The only reason the United States did not itself strongly attack the Russian forces is that it's a pre-eminent principle of American military interventions to not pick on anyone capable of really defending themselves.

Unreconstructed cold warriors now fret about Russian expansionism, warning that Ukraine might be next. But of the numerous myths surrounding the Cold War, "communist expansionism" was certainly one of the biggest. We have to remember that within the space of 25 years, Western powers invaded Russia three times -- World War I, the "intervention" of 1918-20, and World War II, inflicting some 40 million casualties in the two world wars alone. (The Soviet Union lost considerably more people to international warfare on its own land than it did abroad. There are not too many great powers who can say that.) To carry out these invasions, the West used Eastern Europe as a highway. Should it be any cause for wonder that after World War II the Soviets were determined to close down this highway? Minus the Cold War atmosphere and indoctrination, most people would have no problem in seeing the Soviet takeover of Eastern Europe as an act of self defense. Neither does the case of Afghanistan support the idea of "expansionism". Afghanistan lived alongside the Soviet Union for more than 60 years with no Soviet military intrusion. It's only when the United States intervened in Afghanistan to replace a government friendly to Moscow with one militantly anti-communist that the Russians invaded to do battle with the US-supported Islamic jihadists.

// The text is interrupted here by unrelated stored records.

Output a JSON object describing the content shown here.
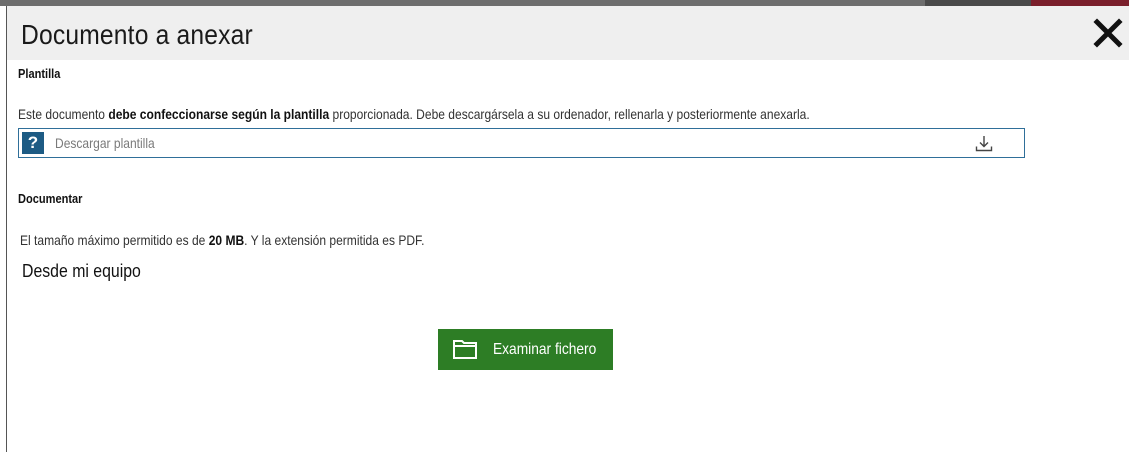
{
  "dialog": {
    "title": "Documento a anexar"
  },
  "plantilla": {
    "heading": "Plantilla",
    "text_before": "Este documento ",
    "text_bold": "debe confeccionarse según la plantilla",
    "text_after": " proporcionada. Debe descargársela a su ordenador, rellenarla y posteriormente anexarla.",
    "help_glyph": "?",
    "download_label": "Descargar plantilla"
  },
  "documentar": {
    "heading": "Documentar",
    "size_before": "El tamaño máximo permitido es de ",
    "size_bold": "20 MB",
    "size_after": ". Y la extensión permitida es PDF.",
    "source_label": "Desde mi equipo",
    "browse_label": "Examinar fichero"
  },
  "colors": {
    "browse_button": "#2d7d25",
    "help_icon": "#1d5b84",
    "header_bg": "#efefef"
  },
  "icons": {
    "close": "close-icon",
    "help": "question-icon",
    "download": "download-icon",
    "folder": "folder-icon"
  }
}
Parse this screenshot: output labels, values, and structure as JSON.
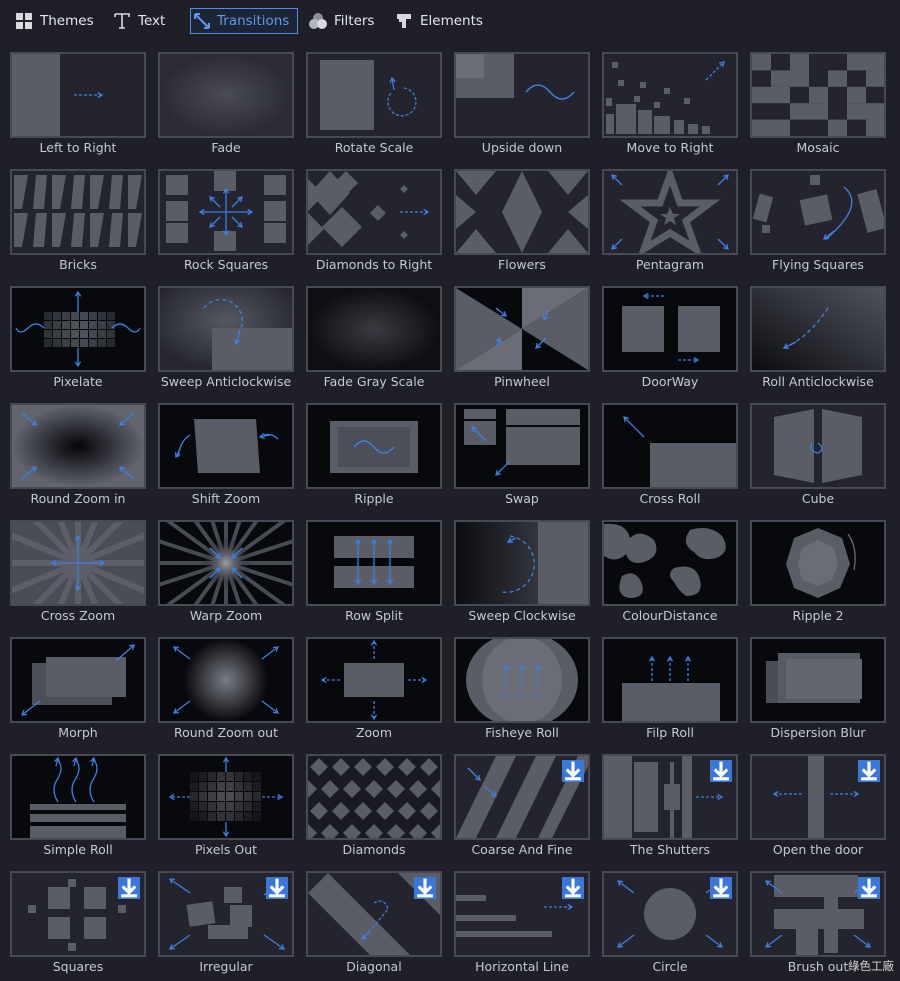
{
  "tabs": [
    {
      "label": "Themes",
      "icon": "grid-icon",
      "active": false
    },
    {
      "label": "Text",
      "icon": "text-icon",
      "active": false
    },
    {
      "label": "Transitions",
      "icon": "transitions-icon",
      "active": true
    },
    {
      "label": "Filters",
      "icon": "filters-icon",
      "active": false
    },
    {
      "label": "Elements",
      "icon": "elements-icon",
      "active": false
    }
  ],
  "colors": {
    "accent": "#4d8ce8",
    "background": "#1e1f27",
    "tile_border": "#474a55",
    "shape": "#5a5c66",
    "arrow": "#3f7fe0"
  },
  "transitions": [
    {
      "label": "Left to Right",
      "pattern": "left-to-right",
      "download": false
    },
    {
      "label": "Fade",
      "pattern": "fade",
      "download": false
    },
    {
      "label": "Rotate Scale",
      "pattern": "rotate-scale",
      "download": false
    },
    {
      "label": "Upside down",
      "pattern": "upside-down",
      "download": false
    },
    {
      "label": "Move to Right",
      "pattern": "move-to-right",
      "download": false
    },
    {
      "label": "Mosaic",
      "pattern": "mosaic",
      "download": false
    },
    {
      "label": "Bricks",
      "pattern": "bricks",
      "download": false
    },
    {
      "label": "Rock Squares",
      "pattern": "rock-squares",
      "download": false
    },
    {
      "label": "Diamonds to Right",
      "pattern": "diamonds-to-right",
      "download": false
    },
    {
      "label": "Flowers",
      "pattern": "flowers",
      "download": false
    },
    {
      "label": "Pentagram",
      "pattern": "pentagram",
      "download": false
    },
    {
      "label": "Flying Squares",
      "pattern": "flying-squares",
      "download": false
    },
    {
      "label": "Pixelate",
      "pattern": "pixelate",
      "download": false
    },
    {
      "label": "Sweep Anticlockwise",
      "pattern": "sweep-anticlockwise",
      "download": false
    },
    {
      "label": "Fade Gray Scale",
      "pattern": "fade-gray-scale",
      "download": false
    },
    {
      "label": "Pinwheel",
      "pattern": "pinwheel",
      "download": false
    },
    {
      "label": "DoorWay",
      "pattern": "doorway",
      "download": false
    },
    {
      "label": "Roll Anticlockwise",
      "pattern": "roll-anticlockwise",
      "download": false
    },
    {
      "label": "Round Zoom in",
      "pattern": "round-zoom-in",
      "download": false
    },
    {
      "label": "Shift Zoom",
      "pattern": "shift-zoom",
      "download": false
    },
    {
      "label": "Ripple",
      "pattern": "ripple",
      "download": false
    },
    {
      "label": "Swap",
      "pattern": "swap",
      "download": false
    },
    {
      "label": "Cross Roll",
      "pattern": "cross-roll",
      "download": false
    },
    {
      "label": "Cube",
      "pattern": "cube",
      "download": false
    },
    {
      "label": "Cross Zoom",
      "pattern": "cross-zoom",
      "download": false
    },
    {
      "label": "Warp Zoom",
      "pattern": "warp-zoom",
      "download": false
    },
    {
      "label": "Row Split",
      "pattern": "row-split",
      "download": false
    },
    {
      "label": "Sweep Clockwise",
      "pattern": "sweep-clockwise",
      "download": false
    },
    {
      "label": "ColourDistance",
      "pattern": "colour-distance",
      "download": false
    },
    {
      "label": "Ripple 2",
      "pattern": "ripple-2",
      "download": false
    },
    {
      "label": "Morph",
      "pattern": "morph",
      "download": false
    },
    {
      "label": "Round Zoom out",
      "pattern": "round-zoom-out",
      "download": false
    },
    {
      "label": "Zoom",
      "pattern": "zoom",
      "download": false
    },
    {
      "label": "Fisheye Roll",
      "pattern": "fisheye-roll",
      "download": false
    },
    {
      "label": "Filp Roll",
      "pattern": "filp-roll",
      "download": false
    },
    {
      "label": "Dispersion Blur",
      "pattern": "dispersion-blur",
      "download": false
    },
    {
      "label": "Simple Roll",
      "pattern": "simple-roll",
      "download": false
    },
    {
      "label": "Pixels Out",
      "pattern": "pixels-out",
      "download": false
    },
    {
      "label": "Diamonds",
      "pattern": "diamonds",
      "download": false
    },
    {
      "label": "Coarse And Fine",
      "pattern": "coarse-and-fine",
      "download": true
    },
    {
      "label": "The Shutters",
      "pattern": "the-shutters",
      "download": true
    },
    {
      "label": "Open the door",
      "pattern": "open-the-door",
      "download": true
    },
    {
      "label": "Squares",
      "pattern": "squares",
      "download": true
    },
    {
      "label": "Irregular",
      "pattern": "irregular",
      "download": true
    },
    {
      "label": "Diagonal",
      "pattern": "diagonal",
      "download": true
    },
    {
      "label": "Horizontal Line",
      "pattern": "horizontal-line",
      "download": true
    },
    {
      "label": "Circle",
      "pattern": "circle",
      "download": true
    },
    {
      "label": "Brush out",
      "pattern": "brush-out",
      "download": true
    }
  ],
  "watermark": "綠色工廠"
}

During the Cold War, before undertaking a new military intervention, American officials usually had to consider how the Soviet Union would react. That restraint was removed with the dissolution of the Soviet Union in the early 1990s. We may now, however, be witnessing the beginning of a new kind of polarization in the world. An increasing number of countries in the Third World -- with Latin America as a prime example -- have more fraternal relations with Moscow and/or Beijing than with Washington. Singapore's former UN ambassador observed: "Most of the world is bemused by western moralising on Georgia" ... While the western view is that the world "should support the underdog, Georgia, against Russia ... most support Russia against the bullying west. The gap between the western narrative and the rest of the world could not be clearer."[13] And the Washington Post reported: "Saif al-Islam Gaddafi, Libyan leader Moammar Gaddafi's influential son, echoed the delight expressed in much of the Arab news media. 'What happened in Georgia is a good sign, one that means America is no longer the sole world power setting the rules of the game ... there is a balance in the world now. Russia is resurging, which is good for us, for the entire Middle East'."[14]